Kreativität fördern mit Zeichnen und Malen – so geht’s

Kreativität ist ganz grundsätzlich die Fähigkeit, insbesondere von uns Menschen, das, was wir kennen und können, in immer neue Zusammenhänge zu stellen. Das befähigt uns, uns an eine sich ständig verändernde Umwelt anzupassen, und in Krisensituationen neue Lösungen zu finden.

Kreativität tritt dann besonders effektiv zutage, wenn wir an unsere Selbstwirksamkeit glauben, d.h, wenn wir möglichst schon als Kinder gelernt haben, dass das, was wir tun, uns einen wie auch immer gearteten Überlebensvorteil bringt.
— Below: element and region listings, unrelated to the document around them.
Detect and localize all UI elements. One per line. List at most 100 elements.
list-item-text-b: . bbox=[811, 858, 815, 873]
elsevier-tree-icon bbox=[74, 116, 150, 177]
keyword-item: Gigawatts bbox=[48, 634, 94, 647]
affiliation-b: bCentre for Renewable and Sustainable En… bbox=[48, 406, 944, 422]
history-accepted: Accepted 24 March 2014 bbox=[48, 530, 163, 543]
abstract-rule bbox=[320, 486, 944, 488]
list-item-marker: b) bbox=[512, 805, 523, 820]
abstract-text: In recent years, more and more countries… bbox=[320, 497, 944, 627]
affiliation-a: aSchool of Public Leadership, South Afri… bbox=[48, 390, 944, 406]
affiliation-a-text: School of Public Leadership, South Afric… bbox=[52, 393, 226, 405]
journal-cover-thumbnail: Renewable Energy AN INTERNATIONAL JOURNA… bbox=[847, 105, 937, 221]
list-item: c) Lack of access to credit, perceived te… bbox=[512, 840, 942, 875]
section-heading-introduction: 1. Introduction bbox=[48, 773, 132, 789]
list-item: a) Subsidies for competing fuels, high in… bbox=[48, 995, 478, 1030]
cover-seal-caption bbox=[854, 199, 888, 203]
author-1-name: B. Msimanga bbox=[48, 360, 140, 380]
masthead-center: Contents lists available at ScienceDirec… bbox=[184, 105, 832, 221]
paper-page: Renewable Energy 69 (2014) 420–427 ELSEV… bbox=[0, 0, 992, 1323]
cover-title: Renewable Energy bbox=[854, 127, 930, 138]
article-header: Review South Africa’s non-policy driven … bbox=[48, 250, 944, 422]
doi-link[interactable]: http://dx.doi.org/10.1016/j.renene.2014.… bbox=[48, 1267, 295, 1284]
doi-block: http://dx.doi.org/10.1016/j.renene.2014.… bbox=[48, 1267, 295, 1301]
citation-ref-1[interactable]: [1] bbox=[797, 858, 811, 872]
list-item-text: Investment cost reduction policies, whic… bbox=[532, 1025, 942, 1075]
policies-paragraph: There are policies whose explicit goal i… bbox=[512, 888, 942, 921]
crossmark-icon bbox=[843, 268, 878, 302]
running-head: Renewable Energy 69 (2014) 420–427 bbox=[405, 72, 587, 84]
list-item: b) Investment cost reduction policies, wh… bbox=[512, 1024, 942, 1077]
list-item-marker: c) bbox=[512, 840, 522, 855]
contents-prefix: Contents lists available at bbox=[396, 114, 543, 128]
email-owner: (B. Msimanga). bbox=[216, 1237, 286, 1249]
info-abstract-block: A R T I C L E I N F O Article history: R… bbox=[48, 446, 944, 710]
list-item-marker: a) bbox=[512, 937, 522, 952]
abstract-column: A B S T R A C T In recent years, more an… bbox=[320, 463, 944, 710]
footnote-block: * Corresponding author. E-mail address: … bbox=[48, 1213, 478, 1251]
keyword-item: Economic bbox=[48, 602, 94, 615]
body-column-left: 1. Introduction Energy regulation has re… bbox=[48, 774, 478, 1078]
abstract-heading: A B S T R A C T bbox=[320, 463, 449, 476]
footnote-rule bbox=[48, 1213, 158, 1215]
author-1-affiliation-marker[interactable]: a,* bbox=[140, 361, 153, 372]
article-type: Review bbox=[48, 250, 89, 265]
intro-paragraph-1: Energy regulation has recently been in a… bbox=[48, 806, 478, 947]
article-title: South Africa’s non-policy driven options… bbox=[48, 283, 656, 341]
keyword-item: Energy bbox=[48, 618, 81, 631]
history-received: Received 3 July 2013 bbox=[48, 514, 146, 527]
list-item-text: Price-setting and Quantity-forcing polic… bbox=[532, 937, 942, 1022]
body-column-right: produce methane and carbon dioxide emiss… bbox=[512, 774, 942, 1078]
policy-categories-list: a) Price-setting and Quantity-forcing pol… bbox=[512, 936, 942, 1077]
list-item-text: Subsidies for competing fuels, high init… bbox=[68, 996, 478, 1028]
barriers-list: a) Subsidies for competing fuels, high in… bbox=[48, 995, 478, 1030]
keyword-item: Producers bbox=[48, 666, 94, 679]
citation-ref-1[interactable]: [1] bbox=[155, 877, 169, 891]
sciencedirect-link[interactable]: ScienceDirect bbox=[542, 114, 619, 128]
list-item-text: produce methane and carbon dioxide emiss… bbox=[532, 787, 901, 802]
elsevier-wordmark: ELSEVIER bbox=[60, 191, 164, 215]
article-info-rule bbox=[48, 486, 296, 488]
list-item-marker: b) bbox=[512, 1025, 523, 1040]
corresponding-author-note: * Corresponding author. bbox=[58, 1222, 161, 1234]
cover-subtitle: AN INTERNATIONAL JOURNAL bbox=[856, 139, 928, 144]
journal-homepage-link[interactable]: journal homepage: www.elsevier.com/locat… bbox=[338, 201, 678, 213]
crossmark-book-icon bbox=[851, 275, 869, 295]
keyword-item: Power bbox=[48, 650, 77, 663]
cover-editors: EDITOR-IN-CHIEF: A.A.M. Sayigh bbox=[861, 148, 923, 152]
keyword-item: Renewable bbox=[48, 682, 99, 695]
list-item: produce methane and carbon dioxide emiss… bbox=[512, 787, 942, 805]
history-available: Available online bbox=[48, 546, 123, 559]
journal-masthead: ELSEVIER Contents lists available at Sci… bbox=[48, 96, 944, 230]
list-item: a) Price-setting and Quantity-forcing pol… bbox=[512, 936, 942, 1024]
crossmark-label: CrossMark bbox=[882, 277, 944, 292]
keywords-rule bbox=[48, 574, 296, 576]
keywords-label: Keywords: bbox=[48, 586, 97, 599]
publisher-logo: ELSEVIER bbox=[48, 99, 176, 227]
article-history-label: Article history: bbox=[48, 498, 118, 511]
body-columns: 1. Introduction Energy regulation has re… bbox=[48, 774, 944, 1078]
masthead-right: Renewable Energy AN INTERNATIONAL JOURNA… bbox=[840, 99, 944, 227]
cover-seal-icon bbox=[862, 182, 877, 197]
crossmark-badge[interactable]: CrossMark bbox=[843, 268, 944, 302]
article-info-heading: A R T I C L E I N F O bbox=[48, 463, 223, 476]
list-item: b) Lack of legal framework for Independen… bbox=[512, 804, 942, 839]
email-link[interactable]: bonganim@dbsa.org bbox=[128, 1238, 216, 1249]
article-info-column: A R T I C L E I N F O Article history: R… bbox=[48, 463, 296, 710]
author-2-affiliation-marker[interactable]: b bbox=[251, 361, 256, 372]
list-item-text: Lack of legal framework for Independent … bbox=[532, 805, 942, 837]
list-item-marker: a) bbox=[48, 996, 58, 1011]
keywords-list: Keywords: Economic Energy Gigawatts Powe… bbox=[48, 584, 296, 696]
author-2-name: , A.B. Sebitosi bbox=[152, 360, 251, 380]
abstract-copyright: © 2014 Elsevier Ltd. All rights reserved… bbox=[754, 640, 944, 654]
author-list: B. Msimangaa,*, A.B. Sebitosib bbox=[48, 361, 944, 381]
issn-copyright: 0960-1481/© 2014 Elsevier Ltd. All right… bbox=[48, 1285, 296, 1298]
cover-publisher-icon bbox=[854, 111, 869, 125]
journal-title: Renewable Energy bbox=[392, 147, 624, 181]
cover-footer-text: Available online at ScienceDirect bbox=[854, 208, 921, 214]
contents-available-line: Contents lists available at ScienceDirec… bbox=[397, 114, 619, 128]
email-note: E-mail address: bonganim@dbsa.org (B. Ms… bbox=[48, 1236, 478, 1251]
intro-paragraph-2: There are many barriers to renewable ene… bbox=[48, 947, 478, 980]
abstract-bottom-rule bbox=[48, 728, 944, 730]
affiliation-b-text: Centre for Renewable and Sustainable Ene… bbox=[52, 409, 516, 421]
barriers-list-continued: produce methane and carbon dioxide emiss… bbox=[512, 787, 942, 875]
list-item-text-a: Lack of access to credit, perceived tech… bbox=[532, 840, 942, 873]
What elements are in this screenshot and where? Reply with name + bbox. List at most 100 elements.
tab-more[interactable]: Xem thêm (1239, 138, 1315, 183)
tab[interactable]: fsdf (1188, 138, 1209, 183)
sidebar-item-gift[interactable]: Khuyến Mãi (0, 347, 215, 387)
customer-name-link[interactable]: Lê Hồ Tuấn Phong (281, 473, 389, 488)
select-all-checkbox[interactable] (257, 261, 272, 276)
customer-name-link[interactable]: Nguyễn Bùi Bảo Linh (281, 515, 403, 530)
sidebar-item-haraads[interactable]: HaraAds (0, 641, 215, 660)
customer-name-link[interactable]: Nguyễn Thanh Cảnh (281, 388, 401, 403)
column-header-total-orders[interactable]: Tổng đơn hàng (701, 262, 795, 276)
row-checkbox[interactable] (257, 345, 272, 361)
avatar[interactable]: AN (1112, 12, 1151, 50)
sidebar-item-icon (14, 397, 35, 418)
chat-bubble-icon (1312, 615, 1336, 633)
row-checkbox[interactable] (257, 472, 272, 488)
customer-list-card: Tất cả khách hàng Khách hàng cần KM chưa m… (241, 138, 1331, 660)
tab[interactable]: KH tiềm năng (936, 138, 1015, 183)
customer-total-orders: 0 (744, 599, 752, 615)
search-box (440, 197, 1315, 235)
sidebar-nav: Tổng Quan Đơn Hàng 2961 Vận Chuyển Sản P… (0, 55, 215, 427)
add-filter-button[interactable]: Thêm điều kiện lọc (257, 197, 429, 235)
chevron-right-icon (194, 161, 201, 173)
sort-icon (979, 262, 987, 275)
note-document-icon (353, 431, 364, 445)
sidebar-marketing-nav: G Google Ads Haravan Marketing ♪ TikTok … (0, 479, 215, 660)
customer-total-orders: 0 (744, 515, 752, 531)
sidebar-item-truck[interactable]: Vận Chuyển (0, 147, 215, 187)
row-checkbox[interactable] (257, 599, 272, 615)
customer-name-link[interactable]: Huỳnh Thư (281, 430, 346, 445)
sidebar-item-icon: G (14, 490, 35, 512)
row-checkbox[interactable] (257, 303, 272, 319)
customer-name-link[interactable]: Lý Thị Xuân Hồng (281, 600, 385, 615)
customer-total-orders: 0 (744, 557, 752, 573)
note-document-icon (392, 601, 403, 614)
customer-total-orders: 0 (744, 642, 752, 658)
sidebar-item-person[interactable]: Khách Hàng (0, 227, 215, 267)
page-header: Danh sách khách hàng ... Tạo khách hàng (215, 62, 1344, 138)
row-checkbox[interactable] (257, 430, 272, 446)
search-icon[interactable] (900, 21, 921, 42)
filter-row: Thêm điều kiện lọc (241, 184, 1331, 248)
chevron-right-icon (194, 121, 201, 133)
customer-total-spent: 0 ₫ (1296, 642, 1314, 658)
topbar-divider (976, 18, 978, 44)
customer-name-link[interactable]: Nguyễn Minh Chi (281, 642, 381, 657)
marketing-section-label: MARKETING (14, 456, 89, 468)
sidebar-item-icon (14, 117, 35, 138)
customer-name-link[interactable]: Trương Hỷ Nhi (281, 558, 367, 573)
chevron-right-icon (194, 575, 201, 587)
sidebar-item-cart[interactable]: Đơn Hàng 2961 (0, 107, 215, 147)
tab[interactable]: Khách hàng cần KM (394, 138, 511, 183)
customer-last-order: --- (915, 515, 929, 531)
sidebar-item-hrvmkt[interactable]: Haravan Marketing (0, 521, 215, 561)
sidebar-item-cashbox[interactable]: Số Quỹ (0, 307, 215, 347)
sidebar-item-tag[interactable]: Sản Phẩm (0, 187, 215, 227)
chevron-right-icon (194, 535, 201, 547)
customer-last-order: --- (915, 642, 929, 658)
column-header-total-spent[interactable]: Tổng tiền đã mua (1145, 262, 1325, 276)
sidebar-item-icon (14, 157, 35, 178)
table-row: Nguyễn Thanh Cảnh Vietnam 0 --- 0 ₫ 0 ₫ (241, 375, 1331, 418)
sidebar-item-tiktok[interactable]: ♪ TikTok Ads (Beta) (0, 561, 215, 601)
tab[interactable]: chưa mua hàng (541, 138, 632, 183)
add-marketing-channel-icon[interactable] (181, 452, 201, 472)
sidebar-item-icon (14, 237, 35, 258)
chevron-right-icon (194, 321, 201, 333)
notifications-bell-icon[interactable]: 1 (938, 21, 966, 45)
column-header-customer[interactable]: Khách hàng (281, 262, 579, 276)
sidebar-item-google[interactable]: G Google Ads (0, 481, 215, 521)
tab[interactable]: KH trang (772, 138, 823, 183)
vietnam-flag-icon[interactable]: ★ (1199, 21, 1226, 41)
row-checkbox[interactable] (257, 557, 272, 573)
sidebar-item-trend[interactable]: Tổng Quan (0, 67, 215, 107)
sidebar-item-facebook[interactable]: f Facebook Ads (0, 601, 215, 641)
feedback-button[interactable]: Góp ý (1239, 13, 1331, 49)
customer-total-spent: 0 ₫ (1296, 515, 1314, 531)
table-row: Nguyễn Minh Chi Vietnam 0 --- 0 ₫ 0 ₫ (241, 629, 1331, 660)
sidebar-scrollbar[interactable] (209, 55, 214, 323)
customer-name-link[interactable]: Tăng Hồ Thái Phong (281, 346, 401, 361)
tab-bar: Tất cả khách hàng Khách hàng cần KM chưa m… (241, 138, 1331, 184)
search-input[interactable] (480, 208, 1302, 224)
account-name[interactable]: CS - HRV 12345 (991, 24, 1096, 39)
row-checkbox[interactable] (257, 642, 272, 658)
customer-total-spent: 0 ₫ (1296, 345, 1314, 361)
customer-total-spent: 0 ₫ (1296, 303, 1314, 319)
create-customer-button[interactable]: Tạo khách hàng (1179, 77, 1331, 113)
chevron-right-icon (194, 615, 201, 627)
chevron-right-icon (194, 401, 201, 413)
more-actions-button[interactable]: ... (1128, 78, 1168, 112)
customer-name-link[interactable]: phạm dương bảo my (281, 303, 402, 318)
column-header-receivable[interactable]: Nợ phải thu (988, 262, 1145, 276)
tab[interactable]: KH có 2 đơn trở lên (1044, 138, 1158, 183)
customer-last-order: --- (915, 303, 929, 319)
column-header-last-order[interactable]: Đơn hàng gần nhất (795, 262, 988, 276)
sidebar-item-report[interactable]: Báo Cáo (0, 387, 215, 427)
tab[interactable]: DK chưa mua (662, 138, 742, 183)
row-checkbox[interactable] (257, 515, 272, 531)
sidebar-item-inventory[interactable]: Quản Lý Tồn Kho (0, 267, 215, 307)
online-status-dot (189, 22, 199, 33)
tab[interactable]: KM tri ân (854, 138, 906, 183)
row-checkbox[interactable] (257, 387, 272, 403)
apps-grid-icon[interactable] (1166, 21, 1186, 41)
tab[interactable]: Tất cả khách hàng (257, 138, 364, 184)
Jeder, der kleine Kinder beobachtet, sieht das: Sie probieren laufend verschiedene Möglichkeiten aus, das zu bekommen, was sie wollen. Man kann diese Fähigkeit dann ganz gezielt fördern, man kann sie aber auch genauso gezielt unterdrücken.

In Herrschaftssystemen, in denen Gehorsam wichtig ist, wird man sie natürlich nach Möglichkeit unterdrücken oder ihr nur soviel Raum geben, dass die Menschen sich immer in bestimmten Bahnen bewegen. Dann wird man z.B. das Auswendiglernen fördern, das bloße Nachahmen, und wird das mit Mitteln der Angst machen. „Wenn du nicht tust, was ich dir sage, wird etwas Schreckliches passieren, gehörst du nicht mehr dazu, usw.“ Wer etwas Neues erfindet, oder versucht, Verbesserungen durchzusetzen, erfährt Ablehnung und Abwertung. Das hat vermutlich auch jeder schon mal erlebt: Dass er eine gute Idee hatte und die Umwelt hat sofort gesagt, „das funktioniert nicht, das haben wir ja noch nie so gemacht, du immer mit deinen verrückten Ideen, etc.“.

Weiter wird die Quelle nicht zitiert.